C. Selectors. The Classics and Byzantine Studies Bibliographer is the primary selector for this collection and will be qualified with degrees in both library science and Classics. Selection will be made from approval lists and retrospective buying decisions will be made by the selector. Important to this process is faculty input, so that we follow a combination of the centralized selector, client-centered, and collaborative approaches (Lecture 2, 3, April 5, 2010). Because the Classics selector has an annual budget of only $28000 ($20000 Classics, $8000 Byzantine Studies: L. Jordan, personal communication, April 19, 2010), other selectors will often purchase materials relevant to Classics if it falls within their scope: for instance, the Medieval Institute will purchase books on Late Antiquity and the Theology selector will purchase books on early Christianity or Judaism in the Greco-Roman world (A. Krieger, personal communication, April 19, 2010).
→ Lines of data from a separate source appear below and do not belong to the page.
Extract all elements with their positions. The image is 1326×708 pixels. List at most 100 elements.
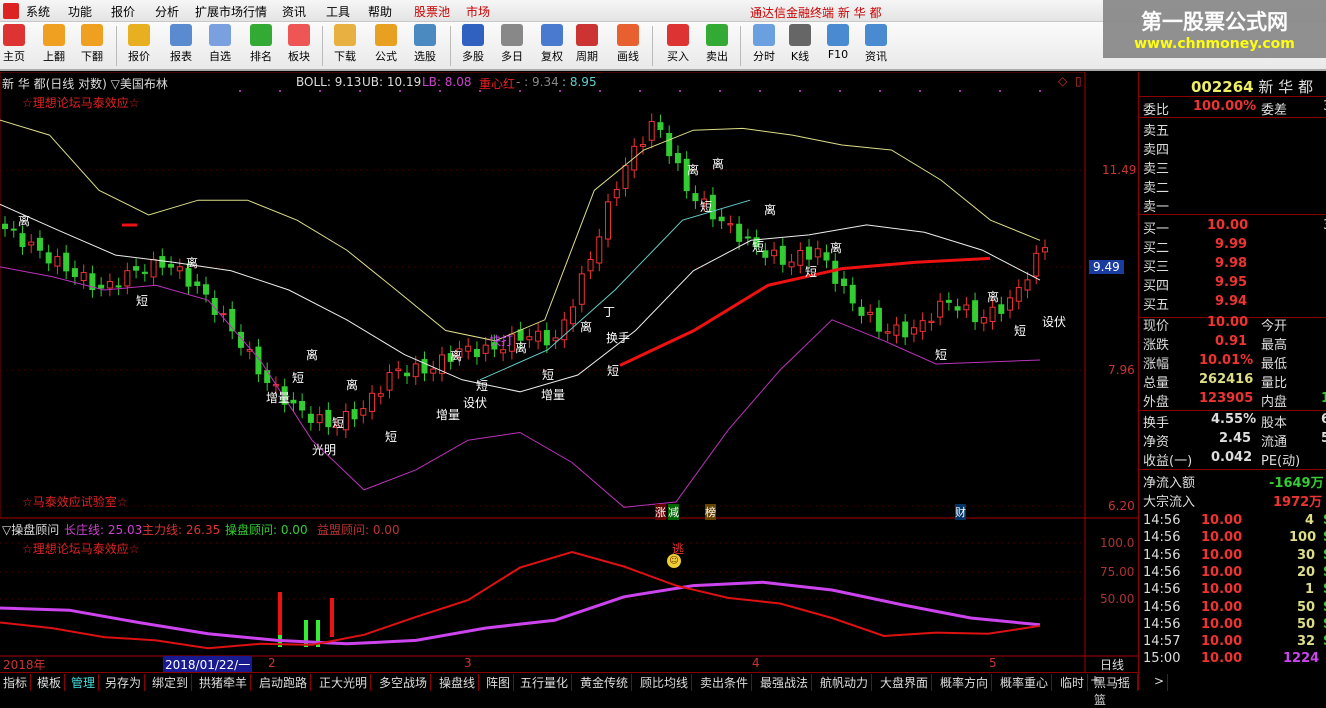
candle-body [264,370,271,384]
candle-body [360,408,367,416]
tab-14[interactable]: 卖出条件 [697,674,753,691]
quote-cell: 净资 [1143,435,1170,450]
menu-7[interactable]: 帮助 [368,3,392,20]
toolbar-multi-stock-button[interactable]: 多股 [453,24,493,64]
tab-11[interactable]: 五行量化 [517,674,573,691]
tab-7[interactable]: 正大光明 [316,674,372,691]
kline-chart[interactable] [0,72,1138,672]
chart-area[interactable]: 新 华 都(日线 对数) ▽美国布林 BOLL: 9.13 UB: 10.19 … [0,72,1138,673]
toolbar-news-button[interactable]: 资讯 [856,24,896,64]
zoom-out-button[interactable]: - [1116,673,1120,687]
candle-body [194,281,201,286]
toolbar-rank-button[interactable]: 排名 [241,24,281,64]
candle-body [806,246,813,260]
stock-code: 002264 [1191,78,1254,96]
tab-6[interactable]: 启动跑路 [256,674,312,691]
toolbar-pencil-button[interactable]: 画线 [608,24,648,64]
tab-18[interactable]: 概率方向 [937,674,993,691]
candle-body [613,188,620,199]
tab-20[interactable]: 临时 [1057,674,1089,691]
toolbar-download-button[interactable]: 下载 [325,24,365,64]
tab-3[interactable]: 另存为 [102,674,146,691]
candle-body [578,273,585,305]
mid-band-line [0,203,1041,393]
watermark-line1: 第一股票公式网 [1141,10,1288,34]
candle-body [543,330,550,346]
toolbar-yen-button[interactable]: 报价 [119,24,159,64]
menu-6[interactable]: 工具 [326,3,350,20]
toolbar-star-button[interactable]: 选股 [405,24,445,64]
toolbar-home-button[interactable]: 主页 [0,24,34,64]
toolbar-f6-button[interactable]: 自选 [200,24,240,64]
marker-jian[interactable]: 减 [668,504,679,520]
quote-cell: 净流入额 [1143,476,1196,491]
menu-1[interactable]: 功能 [68,3,92,20]
toolbar-report-button[interactable]: 报表 [161,24,201,64]
period-button[interactable]: 日线 [1100,656,1124,673]
tab-9[interactable]: 操盘线 [436,674,480,691]
menu-9[interactable]: 市场 [466,3,490,20]
tab-15[interactable]: 最强战法 [757,674,813,691]
tab-4[interactable]: 绑定到 [149,674,193,691]
menu-0[interactable]: 系统 [26,3,50,20]
menu-4[interactable]: 扩展市场行情 [195,3,267,20]
toolbar-restore-button[interactable]: 复权 [532,24,572,64]
toolbar-arrow-down-button[interactable]: 下翻 [72,24,112,64]
zxh-value1: - : 9.34 [516,75,559,89]
quote-cell: 10.00 [1207,315,1249,330]
candle-body [945,299,952,303]
marker-cai[interactable]: 财 [955,504,966,520]
quote-cell: 10.01% [1199,353,1254,368]
tab-13[interactable]: 顾比均线 [637,674,693,691]
toolbar-block-button[interactable]: 板块 [279,24,319,64]
tab-2[interactable]: 管理 [68,674,100,691]
quote-row: 净资 2.45 流通 5 [1143,431,1326,450]
zoom-in-button[interactable]: + [1090,673,1100,687]
quote-cell: 卖一 [1143,200,1170,215]
quote-cell: 买二 [1143,241,1170,256]
quote-row: 14:5610.004S [1143,513,1326,532]
diamond-icon[interactable]: ◇ [1058,74,1067,88]
tab-8[interactable]: 多空战场 [376,674,432,691]
tab-16[interactable]: 航帆动力 [817,674,873,691]
sub-title[interactable]: ▽操盘顾问 [2,521,59,538]
menu-5[interactable]: 资讯 [282,3,306,20]
candle-body [963,304,970,311]
menu-8[interactable]: 股票池 [414,3,450,20]
toolbar-intraday-button[interactable]: 分时 [744,24,784,64]
toolbar-f8-button[interactable]: 周期 [567,24,607,64]
tab-10[interactable]: 阵图 [483,674,515,691]
buy-icon [667,24,689,46]
toolbar-sell-button[interactable]: 卖出 [697,24,737,64]
toolbar-arrow-up-button[interactable]: 上翻 [34,24,74,64]
menu-3[interactable]: 分析 [155,3,179,20]
quote-cell: 收益(一) [1143,454,1193,469]
toolbar-kline-button[interactable]: K线 [780,24,820,64]
marker-bang[interactable]: 榜 [705,504,716,520]
kline-icon [789,24,811,46]
toolbar-formula-button[interactable]: 公式 [366,24,406,64]
tab-12[interactable]: 黄金传统 [577,674,633,691]
toolbar-f10-button[interactable]: F10 [818,24,858,61]
window-toggle-icon[interactable]: ▯ [1075,74,1082,88]
candle-body [744,236,751,239]
signal-label: 短 [752,240,765,254]
menu-2[interactable]: 报价 [111,3,135,20]
watermark: 第一股票公式网 www.chnmoney.com [1103,0,1326,58]
quote-cell: 涨跌 [1143,338,1170,353]
toolbar-clock-button[interactable]: 多日 [492,24,532,64]
tab-5[interactable]: 拱猪牵羊 [196,674,252,691]
signal-label: 短 [476,379,489,393]
signal-label: 离 [580,320,593,334]
tab-17[interactable]: 大盘界面 [877,674,933,691]
candle-body [500,349,507,354]
tab-1[interactable]: 模板 [34,674,66,691]
signal-label: 短 [1014,324,1027,338]
candle-body [141,271,148,274]
toolbar-buy-button[interactable]: 买入 [658,24,698,64]
candle-body [377,393,384,397]
candle-body [176,266,183,272]
tab-19[interactable]: 概率重心 [997,674,1053,691]
marker-zhang[interactable]: 涨 [655,504,666,520]
tab-0[interactable]: 指标 [0,674,32,691]
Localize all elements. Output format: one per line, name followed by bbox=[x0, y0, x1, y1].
There is a Byzantine Studies Committee at Hesburgh Library and it will be reconstituted once the position of Bibliographer is filled (Byzantine Studies Collection//Hesburgh Libraries//University of Notre Dame, 2008).
D. Selection Criteria. The selection criteria will be as follows (Evans & Saponaro, 2005, 74-75; Wood & Hoffman, 2002, 89-90)
- Cost. Books over $125 cannot be selected from approval lists (Appendix A, 24), and the Head of Collection Development must approve purchases over $500 (Appendix B, 29). A cost-benefit analysis should be undertaken for any book or serial with a high price in light of the user community and patron needs in the Notre Dame Classics collection (Getahun & Keillor, 2005).
- Accessibility. Is the potential acquisition too esoteric or too juvenile for patron needs?
- Duplication. Is the material already owned? Will adding another copy be of value to the patron community (e.g., if it is a key text in a popular course)? Similarly, does a text now missing or stolen require replacement because of popularity or relevance?
- Language. In what language is the potential acquisition written? English is the main language of the patron community, along with Latin and ancient Greek; books in French, German, and Italian have a much more limited range but are important to maintaining faculty and graduate-level research programmes.
- Interdisciplinary reach. Will the potential acquisition appeal to those outside of the Notre Dame Classics community?
- Retrospective buying. There are significant gaps in the collection in the areas mentioned. Is a previously published book useful and relevant to the community either for pedagogical or research purposes? One concern is that so many gaps in the collection need filling that it may not be possible to do so entirely, at least immediately; I recommend providing links to free texts online (Google Books, Net Library, Project Gutenberg, etc.) in library catalog records as a kind of placeholder. The amount of free material on the internet has yet to be exploited significantly (Albanese, 2009), including by libraries, and such a use seems to be a fitting one under the circumstances. Scholarly monographs have not yet reached the stage of initial publication taking place on the web for the most part, but trends in the field should be tracked by the selector (Lecture 4, 3, April 19, 2010).
For selecting electronic resources, the criteria are very similar with the addition of the question of how much support the vendor will provide (Criteria for Selecting Electronic Resources, 2001; Evans & Saponaro, 2005, 163-173).